La fable des Diables Rouges
Elio Di Rupo a un point commun avec le Grand Jojo, alias
Jules Vanobbergen: il table aussi beaucoup sur le Mundial pour se refaire. Dans
le montage narratif de communication qu’on construit ces temps-ci au 16 rue de
la Loi, l’engouement pour les Diables Rouges serait un chapitre-clé du conte
populaire ou la vilaine sorcière N-VA perdrait toute magie. Ce qu’on appelle le
Good News Show des partis de la
majorité, ce chapelet d’arguments destiné à démontrer que De Wever a tout faux
et que la Belgique fonctionne et resterait efficace.
De fait, c’est dans le sport que la pérennité de nations
supposées en voie d’évanescence rebondit souvent avec de vuvulezants affects.
Comme si, à l’heure de l’Europe, seul le sport pouvait encore rallumer un
patriotisme terne. Mais c’est toujours là passion très momentanée. C’est, à
l’analyse, un pur produit de l’émotion qui n’a guère à voir avec le pouvoir,
donc avec la politique. C’est qu’il y a comme un nationalisme ordinaire, celui
qui est omniprésent dans la vie quotidienne du belge. Celui-ci est attaché au
paysage de sa Sécurité Sociale; il l’est, tout aussi banalement, aux Diables
Rouges. Cela n’a guère à voir avec des choix politiques. Les Diables Rouges
comme joker électoral, c’est une fable.
L’affection, en Flandre, pour les Diables, tient quasi
exclusivement de la séduction d’une équipe talentueuse et, surtout, à leurs
récents exploits sportifs. N’en déplaise à ceux qui tablent que onze joueurs
courant derrière un ballon peuvent influencer diablement un résultat électoral.
La communication de la N-VA surgit souvent là où on ne
l’attend pas. Subtile ou tordue selon les avis, mais souvent imparable, car
jamais à la sauce aigrie.
Lors du délicat avènement du Roi Philippe, les républicains
flamands avaient déjà veillé a prendre du recul, ne critiquant que la fonction et jamais l’homme Philippe,
malgré ses failles. Objectif: éviter l’extrémisme, une image qui serait paradoxalement
par trop anti-belge.
Pour les Rode Duivels, les nationalistes ont opté kif pour
une stratégie d’au-dessus de la mêlée.
“Je ne vois pas pourquoi nous ne pourrions applaudir une
équipe nationale représentant les diverses communautés” a lâché l’autre jour Bart De Wever, définissant
ainsi la doctrine et l’élément de langage à tenir par ses cadres.
Ce n’est donc pas demain la veille que la N-VA se fera les
griffes sur ce symbole belge qu’est l’équipe de Vincent Kompany, au risque
alors de lui donner un rôle quasi politique.

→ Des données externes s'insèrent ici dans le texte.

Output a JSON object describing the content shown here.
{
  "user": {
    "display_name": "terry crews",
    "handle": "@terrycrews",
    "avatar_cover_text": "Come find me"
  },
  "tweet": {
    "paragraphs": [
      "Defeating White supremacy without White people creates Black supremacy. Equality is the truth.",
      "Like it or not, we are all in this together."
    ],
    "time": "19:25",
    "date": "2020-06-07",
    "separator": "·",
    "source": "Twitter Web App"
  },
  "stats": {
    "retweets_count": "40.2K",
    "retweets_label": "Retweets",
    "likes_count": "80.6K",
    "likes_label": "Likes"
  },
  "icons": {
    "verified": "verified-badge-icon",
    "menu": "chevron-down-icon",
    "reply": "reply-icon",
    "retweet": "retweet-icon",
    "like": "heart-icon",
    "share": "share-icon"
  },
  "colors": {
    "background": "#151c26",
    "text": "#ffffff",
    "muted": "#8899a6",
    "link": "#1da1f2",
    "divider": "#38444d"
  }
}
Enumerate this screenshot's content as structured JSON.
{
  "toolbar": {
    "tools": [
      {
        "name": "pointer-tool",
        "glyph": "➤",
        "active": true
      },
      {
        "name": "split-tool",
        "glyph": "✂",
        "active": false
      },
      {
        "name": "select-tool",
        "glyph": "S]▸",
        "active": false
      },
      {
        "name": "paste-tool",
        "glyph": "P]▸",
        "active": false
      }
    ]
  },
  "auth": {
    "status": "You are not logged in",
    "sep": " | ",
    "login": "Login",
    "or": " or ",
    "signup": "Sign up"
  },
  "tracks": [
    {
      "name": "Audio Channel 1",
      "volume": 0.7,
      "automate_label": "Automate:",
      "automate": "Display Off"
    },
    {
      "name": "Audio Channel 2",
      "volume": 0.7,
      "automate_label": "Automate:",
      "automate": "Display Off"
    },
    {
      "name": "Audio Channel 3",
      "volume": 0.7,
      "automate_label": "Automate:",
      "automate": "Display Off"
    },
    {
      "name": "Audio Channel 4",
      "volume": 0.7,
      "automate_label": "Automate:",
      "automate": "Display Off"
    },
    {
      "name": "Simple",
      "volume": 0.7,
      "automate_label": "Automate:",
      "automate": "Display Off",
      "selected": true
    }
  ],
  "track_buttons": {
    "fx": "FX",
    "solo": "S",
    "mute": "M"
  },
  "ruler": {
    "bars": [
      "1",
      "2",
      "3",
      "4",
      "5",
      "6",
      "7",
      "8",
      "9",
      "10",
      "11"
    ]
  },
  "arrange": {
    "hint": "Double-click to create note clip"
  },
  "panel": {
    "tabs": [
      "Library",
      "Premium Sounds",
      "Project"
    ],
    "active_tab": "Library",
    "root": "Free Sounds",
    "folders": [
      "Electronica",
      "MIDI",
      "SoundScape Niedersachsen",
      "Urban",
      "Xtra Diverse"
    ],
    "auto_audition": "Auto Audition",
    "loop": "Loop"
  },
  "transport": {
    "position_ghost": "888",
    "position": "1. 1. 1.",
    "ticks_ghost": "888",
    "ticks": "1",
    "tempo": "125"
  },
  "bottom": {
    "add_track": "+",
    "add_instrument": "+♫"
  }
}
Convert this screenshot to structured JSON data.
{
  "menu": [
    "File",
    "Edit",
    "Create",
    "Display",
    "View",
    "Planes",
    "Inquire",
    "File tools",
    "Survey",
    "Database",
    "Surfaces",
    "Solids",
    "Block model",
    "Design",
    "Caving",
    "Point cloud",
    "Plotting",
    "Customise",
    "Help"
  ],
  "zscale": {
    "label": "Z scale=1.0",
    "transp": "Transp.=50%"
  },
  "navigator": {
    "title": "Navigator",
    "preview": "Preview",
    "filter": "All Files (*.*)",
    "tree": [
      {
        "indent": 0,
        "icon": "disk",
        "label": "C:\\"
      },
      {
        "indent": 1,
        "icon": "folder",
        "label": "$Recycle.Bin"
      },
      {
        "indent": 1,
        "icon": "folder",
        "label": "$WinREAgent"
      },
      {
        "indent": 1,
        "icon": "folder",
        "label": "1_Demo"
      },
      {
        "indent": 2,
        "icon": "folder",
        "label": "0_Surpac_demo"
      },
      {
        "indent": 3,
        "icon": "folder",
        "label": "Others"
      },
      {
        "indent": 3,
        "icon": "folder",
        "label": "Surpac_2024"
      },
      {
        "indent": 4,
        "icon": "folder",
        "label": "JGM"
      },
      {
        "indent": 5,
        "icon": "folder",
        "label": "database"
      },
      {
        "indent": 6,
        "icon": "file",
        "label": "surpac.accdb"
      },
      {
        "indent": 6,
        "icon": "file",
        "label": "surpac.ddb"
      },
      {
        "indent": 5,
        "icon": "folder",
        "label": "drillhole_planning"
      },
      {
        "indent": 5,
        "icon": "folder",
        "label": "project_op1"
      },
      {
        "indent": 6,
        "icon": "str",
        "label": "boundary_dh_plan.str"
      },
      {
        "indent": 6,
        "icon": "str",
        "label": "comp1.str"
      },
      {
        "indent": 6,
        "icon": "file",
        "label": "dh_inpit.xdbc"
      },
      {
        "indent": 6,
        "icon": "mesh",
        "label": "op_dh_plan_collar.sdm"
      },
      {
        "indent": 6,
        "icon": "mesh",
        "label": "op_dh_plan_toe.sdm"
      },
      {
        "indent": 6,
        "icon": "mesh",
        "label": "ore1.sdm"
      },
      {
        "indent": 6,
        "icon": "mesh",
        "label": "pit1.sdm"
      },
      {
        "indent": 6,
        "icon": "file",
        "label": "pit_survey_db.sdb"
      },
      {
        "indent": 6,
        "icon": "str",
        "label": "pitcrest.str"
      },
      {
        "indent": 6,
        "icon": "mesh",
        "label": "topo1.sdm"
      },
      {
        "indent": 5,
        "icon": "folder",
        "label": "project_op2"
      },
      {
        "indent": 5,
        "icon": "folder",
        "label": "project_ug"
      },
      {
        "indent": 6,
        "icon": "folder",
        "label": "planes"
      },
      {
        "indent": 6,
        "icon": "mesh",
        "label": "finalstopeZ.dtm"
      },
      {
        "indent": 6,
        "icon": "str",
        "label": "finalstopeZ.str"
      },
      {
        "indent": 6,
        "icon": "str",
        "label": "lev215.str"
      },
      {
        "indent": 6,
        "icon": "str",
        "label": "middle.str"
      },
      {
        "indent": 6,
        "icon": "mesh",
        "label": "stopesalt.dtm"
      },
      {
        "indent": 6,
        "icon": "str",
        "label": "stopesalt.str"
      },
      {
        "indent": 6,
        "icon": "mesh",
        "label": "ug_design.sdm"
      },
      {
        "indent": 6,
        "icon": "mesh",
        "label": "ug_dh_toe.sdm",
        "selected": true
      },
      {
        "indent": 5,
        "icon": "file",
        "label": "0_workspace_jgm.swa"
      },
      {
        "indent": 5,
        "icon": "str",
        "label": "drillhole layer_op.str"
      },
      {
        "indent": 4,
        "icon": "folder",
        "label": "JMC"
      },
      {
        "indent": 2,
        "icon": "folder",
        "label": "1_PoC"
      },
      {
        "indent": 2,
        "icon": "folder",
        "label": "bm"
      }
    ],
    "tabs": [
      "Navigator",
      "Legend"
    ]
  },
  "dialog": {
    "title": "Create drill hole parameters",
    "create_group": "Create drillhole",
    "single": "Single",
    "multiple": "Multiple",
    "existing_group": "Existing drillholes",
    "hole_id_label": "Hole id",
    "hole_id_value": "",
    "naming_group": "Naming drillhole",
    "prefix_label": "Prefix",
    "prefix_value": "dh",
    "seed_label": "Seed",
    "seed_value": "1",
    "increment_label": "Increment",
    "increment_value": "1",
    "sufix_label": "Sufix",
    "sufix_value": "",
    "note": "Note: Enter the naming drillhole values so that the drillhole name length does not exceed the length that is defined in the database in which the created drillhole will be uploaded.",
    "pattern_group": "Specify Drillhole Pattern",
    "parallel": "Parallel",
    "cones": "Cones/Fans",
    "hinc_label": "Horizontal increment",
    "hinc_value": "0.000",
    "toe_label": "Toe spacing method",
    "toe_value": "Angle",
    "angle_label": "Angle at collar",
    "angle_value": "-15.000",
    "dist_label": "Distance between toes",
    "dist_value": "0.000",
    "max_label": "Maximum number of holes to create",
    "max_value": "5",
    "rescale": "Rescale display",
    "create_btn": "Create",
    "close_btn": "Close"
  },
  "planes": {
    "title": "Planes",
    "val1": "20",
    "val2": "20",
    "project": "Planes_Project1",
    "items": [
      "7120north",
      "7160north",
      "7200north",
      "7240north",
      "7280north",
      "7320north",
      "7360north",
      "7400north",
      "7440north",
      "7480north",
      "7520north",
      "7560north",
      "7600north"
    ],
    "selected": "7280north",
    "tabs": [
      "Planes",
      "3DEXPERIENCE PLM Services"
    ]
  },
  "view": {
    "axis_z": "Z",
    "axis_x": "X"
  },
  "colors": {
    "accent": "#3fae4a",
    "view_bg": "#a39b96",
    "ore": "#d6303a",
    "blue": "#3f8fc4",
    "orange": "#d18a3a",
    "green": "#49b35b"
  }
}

En mai 2014, ce sont davantage des personnages (Di Rupo vs
De Wever) qui s’affronteront, bien plus que des partis. Et De Wever n’a
nullement l’intention de se faire piéger dans une élection qui se
transformerait en quasi référendum pour ou contre la Belgique, qu’il perdrait inévitablement.
De Wever marche sur des oeufs: il sait que la plus large
part de son électorat composite, s’il est allergique au “système belge”, à
“l’inefficacité du bric à brac “ du gouvernement Di Rupo, n’en rejette pas pour
autant une incertaine Belgique.
Le flamand qui votera N-VA en mai 2014 sera pragmatique,
comme d’habitude: pour une autre fiscalité, une autre immigration, pour un
confédéralisme qui permettrait à la Flandre d’être plus prospère/ou égoïste,
pour maîtriser elle-même sa compétivité (ben oui, l’industrie est en Flandre,
le coût salarial est jugé comme laissant les wallons trop indifférents)… Bref,
pour ses intérêts.
Or, De Wever se méfie- sauf lorsque ça l’arrange- de
l’irrationnel, de l’émotionnel comme de la peste. Donc, on supportera là aussi,
fut-ce mollement, les Diables Rouges, ce qui ne manque pas d’un certain sel par
rapport à l’habituelle vision des “deux démocraties”…. Et le Grand Jojo pourra
agiter en toute indifférence politique ses cariocas, et son “drapeau belge qui
seul peut sauver la Belgique”. Samba!